Telemedicine as Care Setting
UnitedHealthcare's telemedicine initiative is just scratching the surface of a burgeoning market, he says. "They're looking for telehealth to grow… beyond a quick CPAC prescription to one of the ways you get care from your doctor. What we've seen so far is the first generation of telehealth, mostly quick solutions for patients. What we're now seeing is the arrival of the second generation— catering to the much bigger chunk of healthcare in management of chronic illnesses—conditions like cancer, and behavioral health."
Roy Schoenberg, MD, MPH |
That second generation of telemedicine will be focused on providers, Schoenberg says. "For telemedicine to become a care setting, we have to give just as much attention to the healthcare provider as the healthcare patient. We need to be equipping providers with technologies to make telehealth part of the way they treat patients."
Shifting the Financial Risk
The accelerated adoption of value-based payment models in the healthcare industry has emerged as a potent prompt for providers to embrace telemedicine. Schoenberg says that accountable care contracting and other value-based payment models are "shifting the financial risk to provider organizations," and that telemedicine is a powerful tool to help manage that risk.
"That transition is giving a clear message to the provider side: You need to find a better way to monitor and envelop patients.
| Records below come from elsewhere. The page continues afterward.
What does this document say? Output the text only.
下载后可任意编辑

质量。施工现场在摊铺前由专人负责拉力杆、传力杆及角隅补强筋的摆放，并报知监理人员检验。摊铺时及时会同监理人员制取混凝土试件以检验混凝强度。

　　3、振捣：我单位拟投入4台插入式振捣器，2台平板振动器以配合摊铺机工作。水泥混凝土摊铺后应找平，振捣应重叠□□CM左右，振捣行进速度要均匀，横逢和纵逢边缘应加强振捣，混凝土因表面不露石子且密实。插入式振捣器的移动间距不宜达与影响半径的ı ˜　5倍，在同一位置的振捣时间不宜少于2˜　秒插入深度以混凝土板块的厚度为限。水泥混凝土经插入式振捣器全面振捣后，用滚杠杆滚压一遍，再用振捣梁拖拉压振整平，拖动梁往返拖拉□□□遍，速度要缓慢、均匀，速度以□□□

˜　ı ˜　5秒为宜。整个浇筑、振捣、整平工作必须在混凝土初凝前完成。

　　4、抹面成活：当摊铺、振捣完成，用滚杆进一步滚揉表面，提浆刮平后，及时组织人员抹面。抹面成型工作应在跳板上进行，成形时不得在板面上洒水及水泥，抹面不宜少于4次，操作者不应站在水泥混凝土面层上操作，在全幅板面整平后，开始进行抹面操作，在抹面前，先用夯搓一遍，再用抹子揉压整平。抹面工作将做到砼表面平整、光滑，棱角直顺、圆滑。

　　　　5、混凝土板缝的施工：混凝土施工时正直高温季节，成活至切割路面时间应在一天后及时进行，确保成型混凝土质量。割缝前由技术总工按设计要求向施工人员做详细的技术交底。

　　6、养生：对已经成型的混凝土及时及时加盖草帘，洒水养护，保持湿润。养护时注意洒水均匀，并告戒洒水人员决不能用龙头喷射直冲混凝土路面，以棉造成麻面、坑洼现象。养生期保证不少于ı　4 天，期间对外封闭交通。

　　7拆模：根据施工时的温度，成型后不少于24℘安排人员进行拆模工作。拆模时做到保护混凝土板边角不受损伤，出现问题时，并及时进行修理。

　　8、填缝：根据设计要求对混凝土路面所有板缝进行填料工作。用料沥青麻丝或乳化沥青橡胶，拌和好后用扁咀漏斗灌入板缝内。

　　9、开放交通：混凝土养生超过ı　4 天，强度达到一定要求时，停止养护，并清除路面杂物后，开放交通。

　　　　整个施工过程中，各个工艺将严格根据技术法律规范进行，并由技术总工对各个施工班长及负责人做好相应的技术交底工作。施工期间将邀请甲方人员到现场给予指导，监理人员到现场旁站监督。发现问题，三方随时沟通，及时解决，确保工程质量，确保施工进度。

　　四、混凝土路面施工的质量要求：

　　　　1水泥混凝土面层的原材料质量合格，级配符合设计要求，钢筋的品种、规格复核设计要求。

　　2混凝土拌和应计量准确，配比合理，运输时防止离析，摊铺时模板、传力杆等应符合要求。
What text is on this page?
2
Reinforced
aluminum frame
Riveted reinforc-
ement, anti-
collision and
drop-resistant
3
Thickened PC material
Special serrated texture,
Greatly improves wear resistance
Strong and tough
The delivery side of healthcare has realized that they have to start equipping themselves with technology to stay closer with their patients. Health systems now view telehealth as an imperative."
Payers have a crucial role to play in supporting provider adoption of telemedicine services, Schoenberg says. "Payers, historically, have needed to offer telehealth services because of their undeniable convenience. This year, health plans are starting to invest in bringing telehealth into their own provider networks."
In recognition that most health plan dollars are spent on treatment of chronic disease, he says payers are asking themselves a multibillion-dollar question: "How can we equip our physicians to treat their chronic disease patients more effectively?"
One of the answers to that question is telemedicine, Schoenberg says. "You can literally equip providers with technologies so they can care for their patients in a modern way. You can convert conversations from email and telephone exchanges into well-documented telehealth visits. The health plans have a huge role to play. It's all about payers working with providers to get telehealth technology into their hands."
UnitedHealthcare is banking on telemedicine, and it would be wise not to bet against them. Last year, its insurance division generated $120 billion in revenue, showing that its executives know a thing or two about banking.
Apple Inc., one of the largest corporations in the world, also is bullish on telemedicine, Schoenberg says. "We have had a long collaboration with Apple. Telehealth is more transformative than most people think. That company is putting telehealth in its sights."
He says there is a cartoon-like quality to the pace of telemedicine growth. "You start with a little wave, then you're 1,000 feet in the air. It's a thrilling, delightful and exciting experience."
Christopher Cheney is the CMO editor at HealthLeaders.